In this study the authors relied on the Thunder-Link® PLUS Conjugation System to form stable antibody DNA barcode conjugations between 82 monoclonal antibodies (mAbs) and DNA barcodes for use in REAP-seq studies. The Thunder-Link® PLUS Conjugation System offers several advantages:

  • Quick and easy to use – Save time, no specialist knowledge required
  • High levels of antibody and oligo recovery – Save precious reagents
  • Use your own oligo and antibody, at your desired ratio – Flexible
  • Freeze dried – Ships at ambient temperature, long shelf-life
  • Stringently QC tested – Consistent high quality, excellent batch-to-batch reproducibility
  • Unidirectional chemistry – No risk of cross-linking
  • Covalent bond – Highly stable conjugates
  • Suitable for single-stranded oligos of 10–120 bases, double-stranded oligos up to 80 base pairs – Covers the majority of sequences
  • Linking chemistry works at both 5’ and 3’ end – Provides ability to combine with other modifications
  • Post-conjugation clean-up step – No interference from unbound oligos
  • Positive control antibody and oligo included – Enables confirmation of protocol success
  • A wide range of target proteins – Also applicable to antibody fragments and small proteins.

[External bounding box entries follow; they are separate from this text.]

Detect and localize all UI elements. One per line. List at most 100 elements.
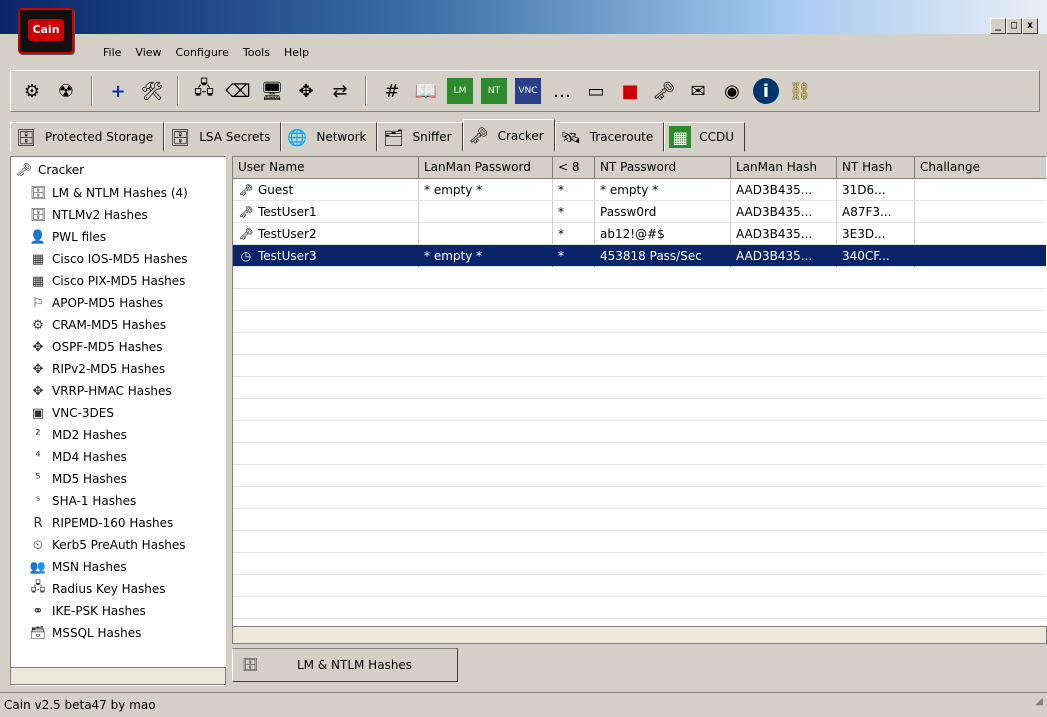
nt-password-cell: 453818 Pass/Sec [595,245,731,267]
lt8-cell: * [553,245,595,267]
tree-item-kerb5[interactable]: ⏲ Kerb5 PreAuth Hashes [29,535,186,555]
tab-protected-storage[interactable]: 🗄 Protected Storage [10,122,165,152]
tab-cracker[interactable]: 🗝 Cracker [462,119,555,152]
lm-password-cell: * empty * [419,179,553,201]
sniffer-icon: 🗂 [383,127,404,147]
tree-item-lm-ntlm[interactable]: 🗄 LM & NTLM Hashes (4) [29,183,188,203]
nt-hash-cell: 31D6... [837,179,915,201]
table-row[interactable]: 🗝 TestUser2 * ab12!@#$ AAD3B435... 3E3D..… [233,223,1046,245]
tree-item-apop[interactable]: ⚐ APOP-MD5 Hashes [29,293,163,313]
menu-view[interactable]: View [128,44,168,62]
tree-item-label: Cisco PIX-MD5 Hashes [52,274,186,288]
tree-item-label: CRAM-MD5 Hashes [52,318,167,332]
tree-item-label: MD4 Hashes [52,450,127,464]
tree-item-md2[interactable]: ² MD2 Hashes [29,425,127,445]
add-icon[interactable]: + [105,78,131,104]
close-button[interactable]: x [1022,18,1038,34]
title-bar: Cain _ □ x File View Configure Tools Hel… [0,0,1047,62]
bottom-tab-lm-ntlm[interactable]: 🗄 LM & NTLM Hashes [232,648,458,682]
col-lanman-password[interactable]: LanMan Password [419,157,553,179]
tool-icon[interactable]: 🛠 [139,78,165,104]
tree-item-ripv2[interactable]: ✥ RIPv2-MD5 Hashes [29,359,166,379]
tree-item-mssql[interactable]: 🗃 MSSQL Hashes [29,623,142,643]
col-lt8[interactable]: < 8 [553,157,595,179]
tree-item-cisco-ios[interactable]: ▦ Cisco IOS-MD5 Hashes [29,249,188,269]
tab-label: Sniffer [412,130,452,144]
tree-item-vnc[interactable]: ▣ VNC-3DES [29,403,114,423]
tree-item-msn[interactable]: 👥 MSN Hashes [29,557,127,577]
empty-row [233,487,1046,509]
certificate-icon[interactable]: ✉ [685,78,711,104]
app-logo-text: Cain [28,19,64,41]
options-icon[interactable]: ⚙ [19,78,45,104]
tab-ccdu[interactable]: ▦ CCDU [664,122,746,152]
audio-icon[interactable]: ◉ [719,78,745,104]
help-icon[interactable]: ⛓ [787,78,813,104]
hash-icon[interactable]: # [379,78,405,104]
menu-configure[interactable]: Configure [169,44,236,62]
user-cell: 🗝 TestUser1 [233,201,419,223]
tab-lsa-secrets[interactable]: 🗄 LSA Secrets [164,122,282,152]
resize-grip-icon[interactable]: ◢ [1035,690,1043,714]
tree-item-ntlmv2[interactable]: 🗄 NTLMv2 Hashes [29,205,148,225]
tree-item-md5[interactable]: ⁵ MD5 Hashes [29,469,127,489]
tree-item-cram[interactable]: ⚙ CRAM-MD5 Hashes [29,315,166,335]
tree-item-md4[interactable]: ⁴ MD4 Hashes [29,447,127,467]
tree-item-pwl[interactable]: 👤 PWL files [29,227,106,247]
tab-sniffer[interactable]: 🗂 Sniffer [377,122,463,152]
col-nt-password[interactable]: NT Password [595,157,731,179]
lm-hash-cell: AAD3B435... [731,201,837,223]
minimize-button[interactable]: _ [990,18,1006,34]
tab-network[interactable]: 🌐 Network [281,122,378,152]
tree-icon: ✥ [32,361,44,377]
col-lanman-hash[interactable]: LanMan Hash [731,157,837,179]
nt-icon[interactable]: NT [481,78,507,104]
tree-item-sha1[interactable]: ˢ SHA-1 Hashes [29,491,137,511]
hash-table-icon: 🗄 [241,657,259,673]
col-nt-hash[interactable]: NT Hash [837,157,915,179]
radiation-icon[interactable]: ☢ [53,78,79,104]
monitor-icon[interactable]: 🖥 [259,78,285,104]
table-row[interactable]: 🗝 Guest * empty * * * empty * AAD3B435...… [233,179,1046,201]
empty-row [233,553,1046,575]
table-horizontal-scrollbar[interactable] [232,626,1047,644]
move-icon[interactable]: ✥ [293,78,319,104]
maximize-button[interactable]: □ [1006,18,1022,34]
lm-icon[interactable]: LM [447,78,473,104]
network-icon[interactable]: 🖧 [191,78,217,104]
lsa-icon: 🗄 [170,127,191,147]
tree-item-cisco-pix[interactable]: ▦ Cisco PIX-MD5 Hashes [29,271,186,291]
menu-tools[interactable]: Tools [236,44,277,62]
database-icon[interactable]: ▭ [583,78,609,104]
tree-horizontal-scrollbar[interactable] [10,667,226,685]
tree-item-ospf[interactable]: ✥ OSPF-MD5 Hashes [29,337,163,357]
tree-root-cracker[interactable]: 🗝 Cracker [15,161,84,179]
tree-item-label: VRRP-HMAC Hashes [52,384,172,398]
dictionary-icon[interactable]: 📖 [413,78,439,104]
tree-icon: ⚐ [32,295,44,311]
tab-traceroute[interactable]: 🛰 Traceroute [554,122,665,152]
user-cell: 🗝 TestUser2 [233,223,419,245]
table-row[interactable]: 🗝 TestUser1 * Passw0rd AAD3B435... A87F3.… [233,201,1046,223]
decoder-icon[interactable]: 🗝 [651,78,677,104]
col-user-name[interactable]: User Name [233,157,419,179]
table-row-selected[interactable]: ◷ TestUser3 * empty * * 453818 Pass/Sec A… [233,245,1046,267]
tree-item-ripemd[interactable]: R RIPEMD-160 Hashes [29,513,173,533]
password-icon[interactable]: … [549,78,575,104]
vnc-icon[interactable]: VNC [515,78,541,104]
empty-row [233,311,1046,333]
tree-item-radius[interactable]: 🖧 Radius Key Hashes [29,579,166,599]
menu-file[interactable]: File [96,44,128,62]
empty-row [233,377,1046,399]
clear-icon[interactable]: ⌫ [225,78,251,104]
menu-help[interactable]: Help [277,44,316,62]
transfer-icon[interactable]: ⇄ [327,78,353,104]
tree-item-ike[interactable]: ⚭ IKE-PSK Hashes [29,601,146,621]
tree-icon: ⏲ [32,537,44,553]
col-challenge[interactable]: Challange [915,157,1046,179]
tree-item-vrrp[interactable]: ✥ VRRP-HMAC Hashes [29,381,172,401]
stop-icon[interactable]: ■ [617,78,643,104]
bottom-tab-label: LM & NTLM Hashes [297,658,413,672]
info-icon[interactable]: i [753,78,779,104]
empty-row [233,509,1046,531]
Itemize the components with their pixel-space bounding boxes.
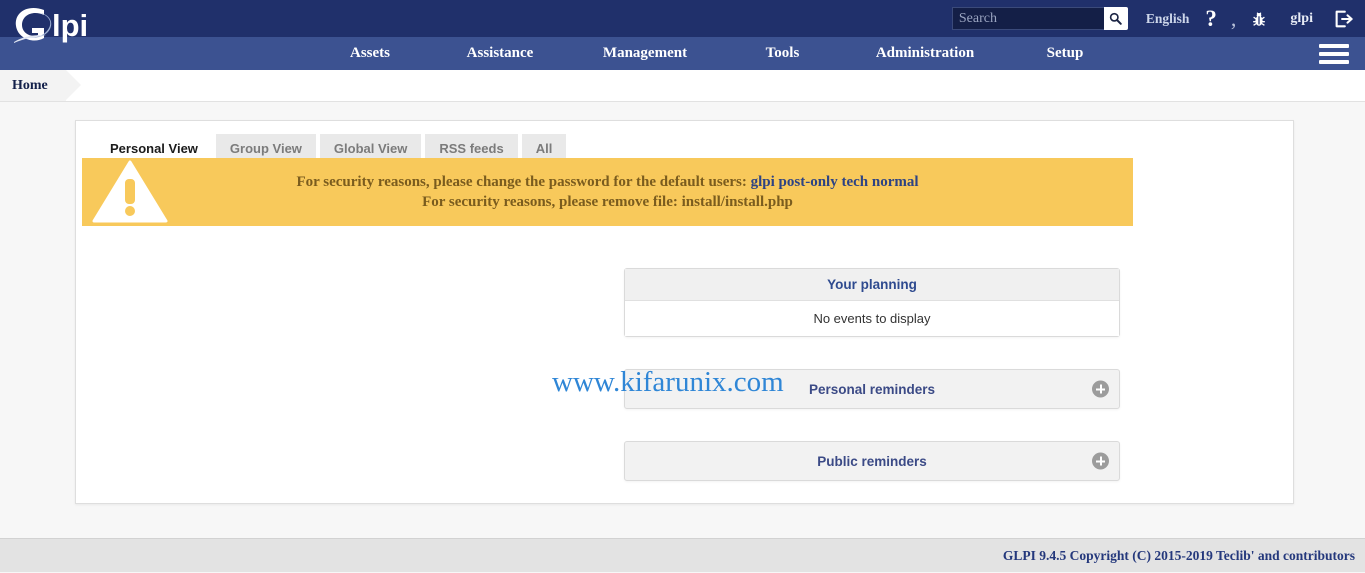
personal-reminders-title: Personal reminders: [808, 381, 936, 397]
planning-widget-title: Your planning: [625, 269, 1119, 301]
public-reminders-title: Public reminders: [817, 453, 927, 469]
footer: GLPI 9.4.5 Copyright (C) 2015-2019 Tecli…: [0, 538, 1365, 572]
nav-item-assistance[interactable]: Assistance: [430, 45, 570, 62]
top-bar: lpi English ? ,: [0, 0, 1365, 43]
search-input[interactable]: [951, 7, 1104, 30]
nav-items: Assets Assistance Management Tools Admin…: [310, 45, 1125, 62]
warning-text: For security reasons, please change the …: [178, 172, 1133, 212]
page-content: Personal View Group View Global View RSS…: [0, 102, 1365, 573]
language-selector[interactable]: English: [1146, 11, 1190, 27]
global-search: [951, 7, 1128, 30]
svg-text:lpi: lpi: [52, 8, 88, 43]
search-button[interactable]: [1103, 7, 1128, 30]
nav-item-assets[interactable]: Assets: [310, 45, 430, 62]
warning-triangle-icon: [82, 159, 178, 225]
main-navigation: Assets Assistance Management Tools Admin…: [0, 37, 1365, 70]
nav-item-tools[interactable]: Tools: [720, 45, 845, 62]
comma-icon[interactable]: ,: [1231, 7, 1237, 29]
footer-copyright: GLPI 9.4.5 Copyright (C) 2015-2019 Tecli…: [1002, 547, 1355, 563]
hamburger-menu-icon[interactable]: [1319, 44, 1349, 64]
dashboard-widgets: Your planning No events to display Perso…: [624, 268, 1120, 481]
breadcrumb-item-home[interactable]: Home: [0, 70, 81, 101]
glpi-logo[interactable]: lpi: [10, 2, 115, 50]
top-bar-actions: English ? , glpi: [951, 0, 1357, 37]
nav-item-setup[interactable]: Setup: [1005, 45, 1125, 62]
help-icon[interactable]: ?: [1205, 7, 1217, 30]
plus-circle-icon-personal[interactable]: [1092, 380, 1109, 398]
warning-line-1: For security reasons, please change the …: [178, 172, 1037, 192]
planning-widget-body: No events to display: [625, 301, 1119, 336]
warning-line-2: For security reasons, please remove file…: [422, 194, 793, 210]
logout-icon[interactable]: [1333, 9, 1353, 29]
bug-icon[interactable]: [1250, 10, 1268, 28]
nav-item-management[interactable]: Management: [570, 45, 720, 62]
security-warning-banner: For security reasons, please change the …: [82, 158, 1133, 226]
personal-reminders-panel[interactable]: Personal reminders: [624, 369, 1120, 409]
breadcrumb: Home: [0, 70, 1365, 102]
plus-circle-icon-public[interactable]: [1092, 452, 1109, 470]
nav-item-administration[interactable]: Administration: [845, 45, 1005, 62]
view-tabs: Personal View Group View Global View RSS…: [76, 121, 1293, 163]
default-users-links[interactable]: glpi post-only tech normal: [751, 174, 919, 190]
warning-line-1-prefix: For security reasons, please change the …: [296, 174, 747, 190]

All the above are key for developing sensitive and specific antibody / oligonucleotide  conjugates for use in applications such as immuno-PCR, Proximity Ligation Assay and Electrochemical Proximity Assay.

Reference

Peterson, VM., Zhang, KX., Kumar, N., Wong, J., Li, L., Wilson, DC., Moore, R., McClanahan, TK., Sadekova, S., and Klappenbach, JA. Multiplexed quantification of proteins and transcripts in single cells. Nat Biotechnol. 2017 Oct;35(10):936–939. doi: 10.1038/nbt.3973. Epub 2017 Aug 30.